While everyone feels sadness from time to time, depression is more than that. It is both a mental and physical low. Beyond feeling sad, symptoms of depression include feelings of anxiety, guilt, or worthlessness, as well as lack of interest in usually pleasurable activities, difficulty concentrating, fatigue or feeling “slow,” oversleeping or insomnia, overeating or lack of appetite, body aches without a clear physical cause, and/or thoughts of death or suicide. Depression is not uncommon. According to the World Health Organization (WHO), more than 300 million people worldwide live with it.

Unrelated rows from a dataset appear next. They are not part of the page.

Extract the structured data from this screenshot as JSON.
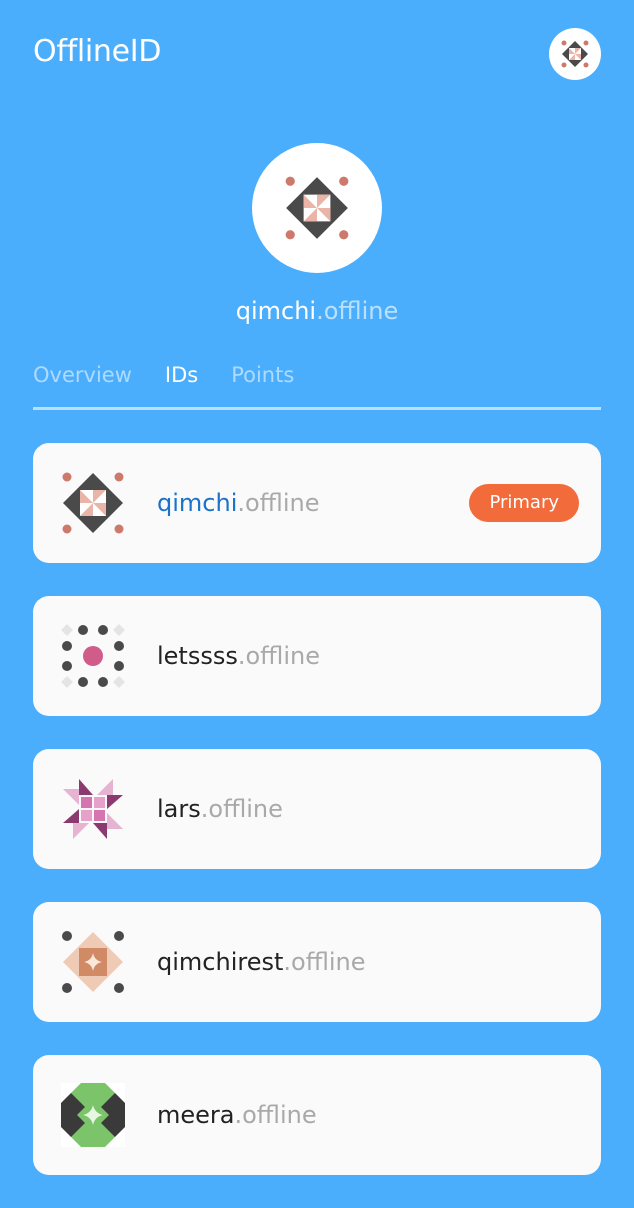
{
  "header": {
    "app_title": "OfflineID",
    "avatar_icon": "quilt-diamond-avatar-icon"
  },
  "profile": {
    "handle": "qimchi",
    "suffix": ".offline",
    "avatar_icon": "quilt-diamond-avatar-icon"
  },
  "tabs": [
    {
      "label": "Overview",
      "active": false
    },
    {
      "label": "IDs",
      "active": true
    },
    {
      "label": "Points",
      "active": false
    }
  ],
  "ids": [
    {
      "handle": "qimchi",
      "suffix": ".offline",
      "badge": "Primary",
      "icon": "quilt-diamond-pink-icon"
    },
    {
      "handle": "letssss",
      "suffix": ".offline",
      "icon": "dot-ring-pink-icon"
    },
    {
      "handle": "lars",
      "suffix": ".offline",
      "icon": "pinwheel-purple-icon"
    },
    {
      "handle": "qimchirest",
      "suffix": ".offline",
      "icon": "sparkle-diamond-tan-icon"
    },
    {
      "handle": "meera",
      "suffix": ".offline",
      "icon": "star-green-icon"
    }
  ],
  "colors": {
    "background": "#4BAEFD",
    "primary_badge": "#F26B3A",
    "primary_handle": "#1a73c9",
    "card": "#fafafa"
  }
}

It is not clear what elicits depression. The U.S. National Institute of Mental Health (NIMH) website explains that it is likely a combination of genetic, social, environmental, and psychological factors. Importantly, depression is not a sign of lack of willpower or weakness. It is a disease like any other that can be treated. Antidepressant medications work for some. Psychological therapies like cognitive behavioural therapy (CBT), which involve changing habitual thoughts and behaviours and breaking the cycle of harmful thoughts, can also help. Many people use a combination of the two.
In addition to these treatments, it may also help to stay as active as possible and exercise, take your time and break large jobs into smaller tasks, confide in friends and family, and avoid self-medication with drugs or alcohol.